One of the many simmering debates over environmental injustice currently unfolding on Staten Island concerns a radical change about to unfold in global shipping. Maersk, the world’s biggest shipping company, has just bought ten of the new “Triple-E” size container ships. The proportions of these things beggar description: nearly twice as large as the majority of the world’s current cargo ships, they are as long as the Empire State Building is high, and as wide as an eight lane highway. They are able to transport 860 million bananas or 18 million flat-screen televisions at once. Maersk boss Eivind Kolding reports that the company hopes the ships will cut the cost of transporting containers by 25 – 30%.

Maersk is touting the advent of these ships as an environmental boon. Kolding argues that they will consume 50% less fuel than the current industry average. But this greater fuel efficiency is likely to be offset and swamped by the increasing quantity of commerce carried by these “New Panamax” ships (so large that they will not fit through the Panama Canal). Although each unit of pollution emitted by the ships may be diminished, in other words, the increasing trade they carry will lead to a significant aggregate increase in toxic emissions.

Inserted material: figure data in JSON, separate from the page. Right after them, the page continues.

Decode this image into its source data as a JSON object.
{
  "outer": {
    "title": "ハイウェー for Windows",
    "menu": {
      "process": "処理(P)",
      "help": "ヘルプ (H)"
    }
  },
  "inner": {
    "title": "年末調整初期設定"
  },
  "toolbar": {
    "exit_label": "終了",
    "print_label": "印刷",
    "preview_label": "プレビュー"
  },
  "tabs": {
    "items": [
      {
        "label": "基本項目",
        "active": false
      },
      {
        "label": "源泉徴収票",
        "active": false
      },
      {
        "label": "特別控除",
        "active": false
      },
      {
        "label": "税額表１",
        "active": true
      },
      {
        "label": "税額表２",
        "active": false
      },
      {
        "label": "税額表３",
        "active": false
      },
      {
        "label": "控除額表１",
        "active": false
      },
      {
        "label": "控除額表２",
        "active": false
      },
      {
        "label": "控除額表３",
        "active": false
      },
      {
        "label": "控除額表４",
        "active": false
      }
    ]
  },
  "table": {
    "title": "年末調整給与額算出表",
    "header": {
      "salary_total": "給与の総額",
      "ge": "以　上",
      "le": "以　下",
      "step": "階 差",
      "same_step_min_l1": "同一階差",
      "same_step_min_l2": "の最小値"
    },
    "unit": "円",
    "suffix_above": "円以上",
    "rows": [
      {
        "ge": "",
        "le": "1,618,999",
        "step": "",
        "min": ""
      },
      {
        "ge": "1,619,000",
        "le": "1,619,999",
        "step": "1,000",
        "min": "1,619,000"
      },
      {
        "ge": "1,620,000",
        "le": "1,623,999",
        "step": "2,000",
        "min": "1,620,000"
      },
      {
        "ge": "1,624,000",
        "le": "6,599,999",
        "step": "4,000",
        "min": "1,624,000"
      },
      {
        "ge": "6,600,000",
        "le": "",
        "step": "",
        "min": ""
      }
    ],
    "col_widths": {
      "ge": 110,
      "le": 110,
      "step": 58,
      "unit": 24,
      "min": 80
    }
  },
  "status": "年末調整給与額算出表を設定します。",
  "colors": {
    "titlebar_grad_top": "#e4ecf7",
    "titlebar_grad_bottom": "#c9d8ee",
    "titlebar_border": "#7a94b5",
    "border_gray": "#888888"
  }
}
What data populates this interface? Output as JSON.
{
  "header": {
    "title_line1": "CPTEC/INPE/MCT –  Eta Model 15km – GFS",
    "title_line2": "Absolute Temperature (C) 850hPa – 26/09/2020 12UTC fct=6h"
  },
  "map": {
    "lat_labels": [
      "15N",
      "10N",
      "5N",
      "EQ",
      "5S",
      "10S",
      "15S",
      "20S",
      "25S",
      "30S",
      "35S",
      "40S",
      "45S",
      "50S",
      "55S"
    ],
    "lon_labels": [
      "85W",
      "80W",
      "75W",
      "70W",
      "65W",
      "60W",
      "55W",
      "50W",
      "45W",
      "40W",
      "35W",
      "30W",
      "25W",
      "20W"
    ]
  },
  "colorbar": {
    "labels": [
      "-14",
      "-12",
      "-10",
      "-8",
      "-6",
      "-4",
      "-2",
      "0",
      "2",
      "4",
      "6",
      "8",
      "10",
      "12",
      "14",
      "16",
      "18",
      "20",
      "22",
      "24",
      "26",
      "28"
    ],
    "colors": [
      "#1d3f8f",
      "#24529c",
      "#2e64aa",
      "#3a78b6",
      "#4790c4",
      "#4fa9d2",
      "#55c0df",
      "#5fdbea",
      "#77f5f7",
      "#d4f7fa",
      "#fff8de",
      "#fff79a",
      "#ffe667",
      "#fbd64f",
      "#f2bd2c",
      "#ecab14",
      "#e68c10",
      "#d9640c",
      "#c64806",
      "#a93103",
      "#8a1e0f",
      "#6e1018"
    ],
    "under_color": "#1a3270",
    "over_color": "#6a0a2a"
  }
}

As is so often the unfortunate case, trade and the environmental are seemingly at odds in this transformation of shipping. Only seven ports in the world can currently dock such ships. None of them are in the United States. There are serious concerns that the U.S. will be cut out of trade routes linking East Asia, the Middle East, and Europe, where all the port facilities capable of docking New Panamax ships are currently located. As a result, pressure is building to re-engineer port facilities in the U.S., including those of New York City.

This would mean further dredging and blasting of the Kill van Kull. It would also mean that the Bayonne Bridge, which spans the Kill, connecting Staten Island to New Jersey, would have to be demolished and replaced by a more elevated bridge. And, most importantly, it would also mean more toxic emissions for the people living along the Kill van Kull on Staten Island.

The North Shore Waterfront Conservancy, the fledgling environmental justice organization with which I have been involved over the last year, has tried very carefully to position itself as pro-business as well as pro-environment. The conflict over the ships entering the Kill van Kull is likely to be one in which these poles prove very difficult to reconcile.